Die Umsetzung eben jener Verpflichtung wird dem Hundehalter jedoch durch städtischerseits verhängte Leinenzwang-Regelungen schier unmöglich gemacht. So ergibt sich in Berlin wie in vielen anderen Großstädten die paradoxe Situation, dass in der Öffentlichkeit ein generelles Freilaufverbot herrscht und Hunde nur in wenigen ausgewiesenen Hundeauslaufgebieten ohne Leine laufen dürfen. Davon existieren im Verhältnis zur Anzahl der gehaltenen Hunde aber so wenig, dass die Überfüllung dieser Gebiete zu kaum Erholung für Mensch und keiner artgemäßen Bewegung für das Tier führt.

Ein durch die Erna-Graff-Stiftung unterstütztes Gerichtsverfahren, das sich mittlerweile vor dem Oberverwaltungsgericht Berlin-Brandenburg in der Berufungsinstanz befindet, greift genau diese Problematik grundsätzlich auf. Konkret geht es um die Leinenzwangregelungen und Mitnahmeverbote für Hunde am Berliner Schlachtensee und der Krummen Lanke. Im Kern behandelt das Verfahren aber die grundsätzliche Frage nach der Rechtmäßigkeit solcher Leinenzwangregelungen in ganz Deutschland, sofern keine ausreichenden alternativen Freilaufgebiete vorgesehen werden. Nähere Informationen zum Verfahren und zur Möglichkeit der Unterstützung finden Sie in diesem Artikel.

Mit der nun bezweckten Verordnungsänderung bestünde endlich die Chance zur Klarstellung, dass umfassende Leinenzwangregelungen wie diese mit der Tierschutz-Hundeverordnung (und dem Tierschutzgesetz) unvereinbar und rechtswidrig sind. Auch hierzu schweigt der Entwurf und lässt Fragen über das Verhältnis der Verordnung zu städtischerseits verhängten Leinenzwangregelungen gänzlich offen. Eine Klarstellung wird daher erst unser Grundsatzverfahren bringen, das wir notfalls auch bis vor das Bundesverwaltungsgericht führen werden.

„Die Städte sind in der Verpflichtung zur Bereitstellung ausreichender Freilaufflächen für Hunde. Bis dahin bleibt der Verordnungsentwurf typischer Klöckner‘scher Populismus. Die schönsten Regelungen sind nichts Wert, solange ihre Einhaltung unmöglich gemacht wird.“, erklärt Eva Biré, Leiterin der Geschäftsstelle der Erna-Graff-Stiftung für Tierschutz.

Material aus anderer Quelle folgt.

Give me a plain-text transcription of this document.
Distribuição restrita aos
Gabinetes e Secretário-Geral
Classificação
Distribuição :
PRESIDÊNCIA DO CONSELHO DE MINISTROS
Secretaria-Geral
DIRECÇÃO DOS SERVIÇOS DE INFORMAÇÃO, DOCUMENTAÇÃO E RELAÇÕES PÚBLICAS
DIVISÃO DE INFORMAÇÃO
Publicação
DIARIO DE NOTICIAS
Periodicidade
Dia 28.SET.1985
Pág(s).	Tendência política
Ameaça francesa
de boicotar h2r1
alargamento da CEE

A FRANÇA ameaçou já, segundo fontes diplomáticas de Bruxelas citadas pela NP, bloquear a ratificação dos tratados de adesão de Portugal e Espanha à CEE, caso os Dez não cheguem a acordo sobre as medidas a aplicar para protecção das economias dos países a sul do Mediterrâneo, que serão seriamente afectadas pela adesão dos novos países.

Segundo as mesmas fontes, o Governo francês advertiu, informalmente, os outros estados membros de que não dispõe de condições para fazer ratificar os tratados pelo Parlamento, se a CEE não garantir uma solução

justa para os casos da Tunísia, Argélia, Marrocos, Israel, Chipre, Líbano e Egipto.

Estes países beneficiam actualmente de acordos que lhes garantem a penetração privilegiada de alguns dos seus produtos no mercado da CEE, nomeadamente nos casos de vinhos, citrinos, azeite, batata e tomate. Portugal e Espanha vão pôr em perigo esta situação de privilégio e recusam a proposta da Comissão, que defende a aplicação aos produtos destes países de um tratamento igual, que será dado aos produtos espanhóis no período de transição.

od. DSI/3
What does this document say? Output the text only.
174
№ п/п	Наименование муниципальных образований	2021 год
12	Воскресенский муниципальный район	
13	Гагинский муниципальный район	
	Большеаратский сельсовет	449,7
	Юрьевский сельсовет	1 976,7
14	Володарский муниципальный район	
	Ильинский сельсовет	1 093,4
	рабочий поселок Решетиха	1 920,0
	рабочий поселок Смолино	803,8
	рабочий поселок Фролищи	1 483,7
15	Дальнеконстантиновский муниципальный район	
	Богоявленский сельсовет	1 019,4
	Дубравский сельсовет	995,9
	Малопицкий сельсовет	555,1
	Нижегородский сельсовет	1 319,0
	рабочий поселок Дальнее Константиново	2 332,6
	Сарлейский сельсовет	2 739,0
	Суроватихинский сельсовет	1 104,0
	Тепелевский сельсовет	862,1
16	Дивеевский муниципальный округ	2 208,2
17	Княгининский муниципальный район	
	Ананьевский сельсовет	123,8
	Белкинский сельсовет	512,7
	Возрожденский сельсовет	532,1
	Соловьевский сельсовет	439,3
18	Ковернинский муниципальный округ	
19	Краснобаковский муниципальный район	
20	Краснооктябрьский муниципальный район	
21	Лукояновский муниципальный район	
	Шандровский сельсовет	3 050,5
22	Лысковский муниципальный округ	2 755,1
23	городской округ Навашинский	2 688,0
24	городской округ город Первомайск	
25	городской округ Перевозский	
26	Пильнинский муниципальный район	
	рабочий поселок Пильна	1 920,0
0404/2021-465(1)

Mit der Änderung der Verordnung wäre es zudem an der Zeit, endlich unmissverständlich klarzustellen, dass mit dem Begriff des „ Auslaufes“ der Freilauf des Tieres und nicht Bewegung an der Leine gemeint ist. Solange dies nicht geschieht, werden gegenteilige Auffassungen nie abebben und ein tierschutzrelevantes Thema wie dieses nie endgültig geklärt sein.